VD: In „Chapters of Violence: Power & Control” stehe ich im Dialog mit Patrick Alan Banfield über toxische Maskulinität, Geschlechterrollen und Machtmissbrauch. Aber Lösungen? Wir sind noch mitten drin, überhaupt zu verarbeiten, was uns und im Kulturbetrieb immer wieder geschieht oder geschehen kann. Bei einem von Trauma gestressten Körper ist es nicht möglich, nach Lösungen zu suchen. Hier gilt: Raum geben und erst einmal das Geschehen anerkennen. Nach Gewalterfahrungen braucht es oft Jahre, um Softness und Verletzlichkeit überhaupt erst wieder zulassen zu wollen.

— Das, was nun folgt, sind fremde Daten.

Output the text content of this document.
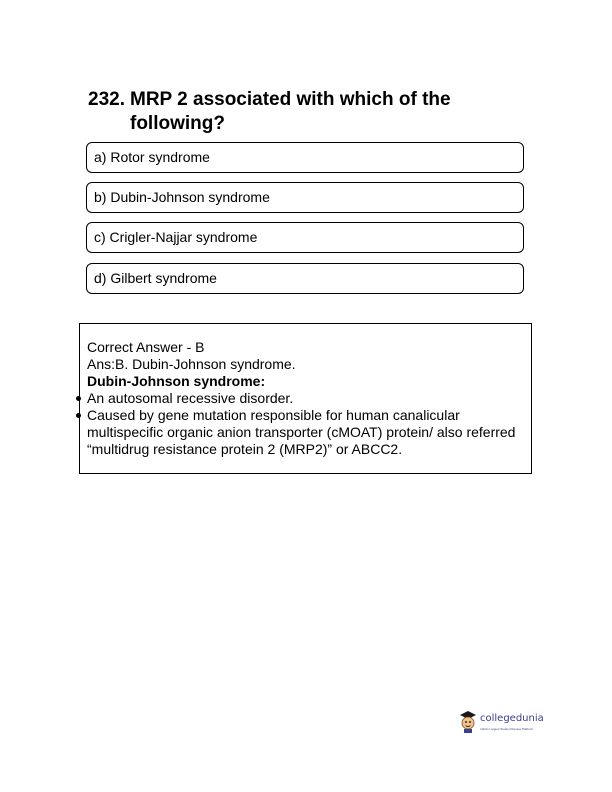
232. MRP 2 associated with which of the following?
a) Rotor syndrome
b) Dubin-Johnson syndrome
c) Crigler-Najjar syndrome
d) Gilbert syndrome
Correct Answer - B
Ans:B. Dubin-Johnson syndrome.
Dubin-Johnson syndrome:
An autosomal recessive disorder.
Caused by gene mutation responsible for human canalicular multispecific organic anion transporter (cMOAT) protein/ also referred “multidrug resistance protein 2 (MRP2)” or ABCC2.
collegedunia
India's Largest Student Review Platform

Die Ausstellung setzt auf das völlige Eintauchen in eine Szenerie der Räume, mehr Maximalismus im Fokus Gewalterfahrung scheint fast nicht drin. War das für sie beide mehr ein ästhetisches Verlangen oder stand eine inhaltliche Distanz und Metaebene weniger im Mittelpunkt bei diesem emotionalen Thema?

VD: Tatsächlich war diese Heftigkeit im Ausstellungsraum und in unserer beider Körper veranlagt, da das Ausstellungskonzept nach einem konkreten Vorfall männlichen Machtmissbrauchs entstanden ist – und zwar mir gegenüber, in denselben Räumlichkeiten, damals während der Vorbereitungen zu „Medea“. Ich hatte schon damals intuitiv Energien im Raum transformiert. Patrick und ich haben dann ähnlich wie bei „Medea“ Gewalt visualisiert. Nur eben in ganz anderer Weise. Wir haben die Machtstrukturen, die uns umgeben, wie in einem Filmsetting in konkreten Schauplätzen vergegenwärtigt. In erster Linie ging es darum, Erfahrungen mit toxischen Beziehungen und Männlichkeit sicht- oder fühlbar zu machen, um sie neu dirigieren zu können. Vielleicht kann man das so beschreiben: sich der Gewalt zuzuneigen, ohne sie sich anzueignen, diese anders – transformiert – wieder zurück in den Raum zu stellen.